A NAVAJO MEDICINE CHANT

The Navajos give a medicine dance and chant a long song when a sick person asks for this service. This chant is the story in song of the capture and escape of a young Navajo brave. He is helped by his people’s gods, who are like the creatures that live in his own country.

This is the part of the chant telling of his escape:

“He came to the house of the Butterfly. It was filled with butterflies and rainbows.

“Kacluge, the great Butterfly, welcomed him to his lodge. His wife took the young brave by the hand. He was welcome.

“She left the room, but came back with a great pearl dish in her hand. It was a sea-shell filled with water. She gave him soapweed. He washed and was white. He dried his hands with meal and painted his face with white earth; then he was fair as a white man. [[71]]

“Kacluge gave him fine white moccasins. He gave him a collar of beaver skin, and a whistle to call for help.

“His arms looked like wings, for plumed prayer-sticks were fastened to them in the Butterfly’s lodge.

“The young man was no longer tired. He was strong again, and like a white butterfly in beauty.

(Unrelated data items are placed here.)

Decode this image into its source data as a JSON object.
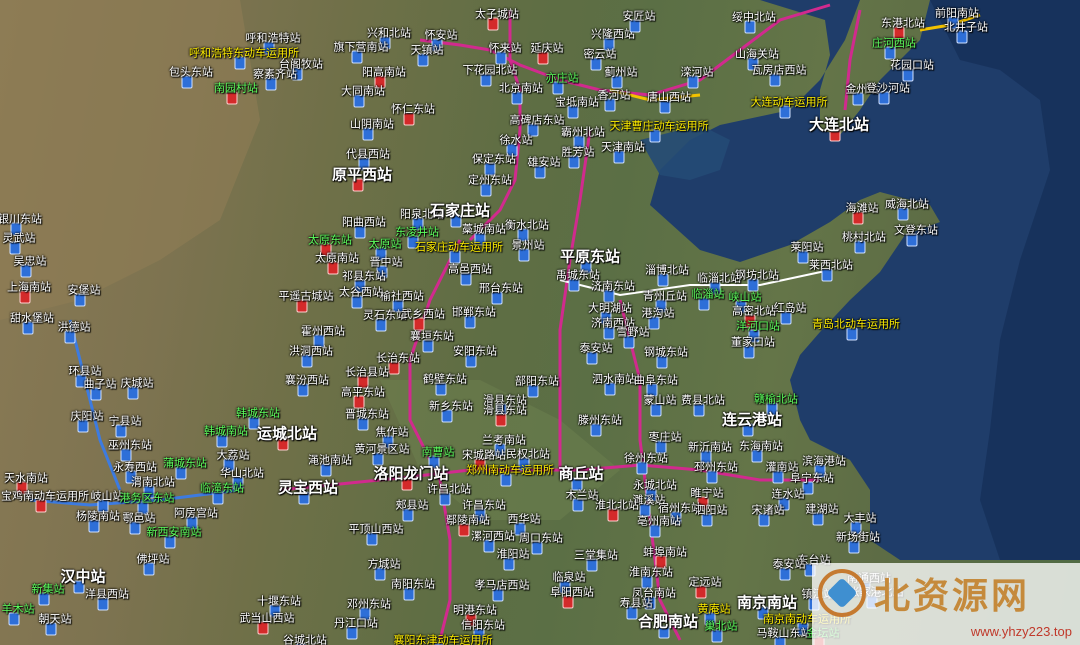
{
  "watermark": {
    "title": "北资源网",
    "url": "www.yhzy223.top"
  },
  "labels": [
    {
      "t": "太子城站"
    },
    {
      "t": "兴隆西站"
    },
    {
      "t": "安匠站"
    },
    {
      "t": "绥中北站"
    },
    {
      "t": "前阳南站"
    },
    {
      "t": "兴和北站"
    },
    {
      "t": "怀安站"
    },
    {
      "t": "东港北站"
    },
    {
      "t": "北井子站"
    },
    {
      "t": "呼和浩特站"
    },
    {
      "t": "呼和浩特东动车运用所"
    },
    {
      "t": "旗下营南站"
    },
    {
      "t": "天镇站"
    },
    {
      "t": "怀来站"
    },
    {
      "t": "延庆站"
    },
    {
      "t": "密云站"
    },
    {
      "t": "山海关站"
    },
    {
      "t": "庄河西站"
    },
    {
      "t": "台阁牧站"
    },
    {
      "t": "包头东站"
    },
    {
      "t": "察素齐站"
    },
    {
      "t": "阳高南站"
    },
    {
      "t": "下花园北站"
    },
    {
      "t": "亦庄站"
    },
    {
      "t": "蓟州站"
    },
    {
      "t": "滦河站"
    },
    {
      "t": "瓦房店西站"
    },
    {
      "t": "花园口站"
    },
    {
      "t": "南园村站"
    },
    {
      "t": "大同南站"
    },
    {
      "t": "北京南站"
    },
    {
      "t": "香河站"
    },
    {
      "t": "唐山西站"
    },
    {
      "t": "金州站"
    },
    {
      "t": "登沙河站"
    },
    {
      "t": "怀仁东站"
    },
    {
      "t": "宝坻南站"
    },
    {
      "t": "大连动车运用所"
    },
    {
      "t": "山阴南站"
    },
    {
      "t": "高碑店东站"
    },
    {
      "t": "霸州北站"
    },
    {
      "t": "天津曹庄动车运用所"
    },
    {
      "t": "大连北站"
    },
    {
      "t": "徐水站"
    },
    {
      "t": "天津南站"
    },
    {
      "t": "胜芳站"
    },
    {
      "t": "代县西站"
    },
    {
      "t": "保定东站"
    },
    {
      "t": "雄安站"
    },
    {
      "t": "原平西站"
    },
    {
      "t": "定州东站"
    },
    {
      "t": "银川东站"
    },
    {
      "t": "阳泉北站"
    },
    {
      "t": "石家庄站"
    },
    {
      "t": "藁城南站"
    },
    {
      "t": "衡水北站"
    },
    {
      "t": "海滩站"
    },
    {
      "t": "威海北站"
    },
    {
      "t": "阳曲西站"
    },
    {
      "t": "灵武站"
    },
    {
      "t": "东凌井站"
    },
    {
      "t": "桃村北站"
    },
    {
      "t": "文登东站"
    },
    {
      "t": "太原东站"
    },
    {
      "t": "太原站"
    },
    {
      "t": "石家庄动车运用所"
    },
    {
      "t": "景州站"
    },
    {
      "t": "平原东站"
    },
    {
      "t": "莱阳站"
    },
    {
      "t": "吴忠站"
    },
    {
      "t": "太原南站"
    },
    {
      "t": "晋中站"
    },
    {
      "t": "禹城东站"
    },
    {
      "t": "淄博北站"
    },
    {
      "t": "临淄北站"
    },
    {
      "t": "钢坊北站"
    },
    {
      "t": "莱西北站"
    },
    {
      "t": "上海南站"
    },
    {
      "t": "安堡站"
    },
    {
      "t": "祁县东站"
    },
    {
      "t": "高邑西站"
    },
    {
      "t": "济南东站"
    },
    {
      "t": "临淄站"
    },
    {
      "t": "峡山站"
    },
    {
      "t": "平遥古城站"
    },
    {
      "t": "太谷西站"
    },
    {
      "t": "榆社西站"
    },
    {
      "t": "邢台东站"
    },
    {
      "t": "青州丘站"
    },
    {
      "t": "甜水堡站"
    },
    {
      "t": "灵石东站"
    },
    {
      "t": "武乡西站"
    },
    {
      "t": "大明湖站"
    },
    {
      "t": "港沟站"
    },
    {
      "t": "红岛站"
    },
    {
      "t": "霍州西站"
    },
    {
      "t": "邯郸东站"
    },
    {
      "t": "济南西站"
    },
    {
      "t": "高密北站"
    },
    {
      "t": "洪德站"
    },
    {
      "t": "襄垣东站"
    },
    {
      "t": "雪野站"
    },
    {
      "t": "洋河口站"
    },
    {
      "t": "青岛北动车运用所"
    },
    {
      "t": "洪洞西站"
    },
    {
      "t": "长治东站"
    },
    {
      "t": "安阳东站"
    },
    {
      "t": "泰安站"
    },
    {
      "t": "钢城东站"
    },
    {
      "t": "董家口站"
    },
    {
      "t": "环县站"
    },
    {
      "t": "襄汾西站"
    },
    {
      "t": "长治县站"
    },
    {
      "t": "鹤壁东站"
    },
    {
      "t": "部阳东站"
    },
    {
      "t": "泗水南站"
    },
    {
      "t": "曲阜东站"
    },
    {
      "t": "曲子站"
    },
    {
      "t": "庆城站"
    },
    {
      "t": "高平东站"
    },
    {
      "t": "新乡东站"
    },
    {
      "t": "滑县东站"
    },
    {
      "t": "蒙山站"
    },
    {
      "t": "费县北站"
    },
    {
      "t": "赣榆北站"
    },
    {
      "t": "晋城东站"
    },
    {
      "t": "滑县东站"
    },
    {
      "t": "庆阳站"
    },
    {
      "t": "韩城东站"
    },
    {
      "t": "滕州东站"
    },
    {
      "t": "连云港站"
    },
    {
      "t": "宁县站"
    },
    {
      "t": "韩城南站"
    },
    {
      "t": "运城北站"
    },
    {
      "t": "焦作站"
    },
    {
      "t": "兰考南站"
    },
    {
      "t": "枣庄站"
    },
    {
      "t": "巫州东站"
    },
    {
      "t": "黄河景区站"
    },
    {
      "t": "南曹站"
    },
    {
      "t": "宋城路站"
    },
    {
      "t": "民权北站"
    },
    {
      "t": "新沂南站"
    },
    {
      "t": "东海南站"
    },
    {
      "t": "永寿西站"
    },
    {
      "t": "大荔站"
    },
    {
      "t": "渑池南站"
    },
    {
      "t": "洛阳龙门站"
    },
    {
      "t": "郑州南动车运用所"
    },
    {
      "t": "商丘站"
    },
    {
      "t": "徐州东站"
    },
    {
      "t": "邳州东站"
    },
    {
      "t": "灌南站"
    },
    {
      "t": "滨海港站"
    },
    {
      "t": "天水南站"
    },
    {
      "t": "蒲城东站"
    },
    {
      "t": "华山北站"
    },
    {
      "t": "渭南北站"
    },
    {
      "t": "许昌北站"
    },
    {
      "t": "永城北站"
    },
    {
      "t": "阜宁东站"
    },
    {
      "t": "宝鸡南动车运用所"
    },
    {
      "t": "岐山站"
    },
    {
      "t": "港务区东站"
    },
    {
      "t": "临潼东站"
    },
    {
      "t": "灵宝西站"
    },
    {
      "t": "木兰站"
    },
    {
      "t": "濉溪站"
    },
    {
      "t": "睢宁站"
    },
    {
      "t": "连水站"
    },
    {
      "t": "杨陵南站"
    },
    {
      "t": "鄠邑站"
    },
    {
      "t": "阿房宫站"
    },
    {
      "t": "郏县站"
    },
    {
      "t": "许昌东站"
    },
    {
      "t": "淮北北站"
    },
    {
      "t": "宿州东站"
    },
    {
      "t": "泗阳站"
    },
    {
      "t": "宋诸站"
    },
    {
      "t": "建湖站"
    },
    {
      "t": "大丰站"
    },
    {
      "t": "新西安南站"
    },
    {
      "t": "鄢陵南站"
    },
    {
      "t": "西华站"
    },
    {
      "t": "亳州南站"
    },
    {
      "t": "新场街站"
    },
    {
      "t": "平顶山西站"
    },
    {
      "t": "漯河西站"
    },
    {
      "t": "周口东站"
    },
    {
      "t": "蚌埠南站"
    },
    {
      "t": "东台站"
    },
    {
      "t": "三堂集站"
    },
    {
      "t": "佛坪站"
    },
    {
      "t": "方城站"
    },
    {
      "t": "淮阳站"
    },
    {
      "t": "淮南东站"
    },
    {
      "t": "定远站"
    },
    {
      "t": "泰安站"
    },
    {
      "t": "汉中站"
    },
    {
      "t": "洋县西站"
    },
    {
      "t": "南阳东站"
    },
    {
      "t": "孝马店西站"
    },
    {
      "t": "临泉站"
    },
    {
      "t": "阜阳西站"
    },
    {
      "t": "凤台南站"
    },
    {
      "t": "南通西站"
    },
    {
      "t": "张家港北站"
    },
    {
      "t": "新集站"
    },
    {
      "t": "十堰东站"
    },
    {
      "t": "邓州东站"
    },
    {
      "t": "明港东站"
    },
    {
      "t": "寿县站"
    },
    {
      "t": "黄庵站"
    },
    {
      "t": "南京南站"
    },
    {
      "t": "镇江站"
    },
    {
      "t": "羊木站"
    },
    {
      "t": "朝天站"
    },
    {
      "t": "武当山西站"
    },
    {
      "t": "丹江口站"
    },
    {
      "t": "信阳东站"
    },
    {
      "t": "合肥南站"
    },
    {
      "t": "巢北站"
    },
    {
      "t": "南京南动车运用所"
    },
    {
      "t": "马鞍山东站"
    },
    {
      "t": "金坛站"
    },
    {
      "t": "谷城北站"
    },
    {
      "t": "襄阳东津动车运用所"
    }
  ]
}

Kacluge fed him with white corn meal mixed with pure water. He slept in the house of the Butterfly.

“In the morning the young Navajo stepped on the white sand. The wife of the Butterfly put two burning lines of white lightning before his feet. He stepped upon these, and his white moccasins fastened to the lightning.

“ ‘Now,’ said the Butterfly, ‘the lightning is yours; follow where it leads.’

“With one step he stood on a high hill. He saw a flash of lightning fill the valley.

“ ‘It is the trail I must follow,’ said the young Navajo. Across the valley, on the trail of the lightning, he ran to the mountains; and now, pure in face, in heart, and with white feet, the lightning led him home.”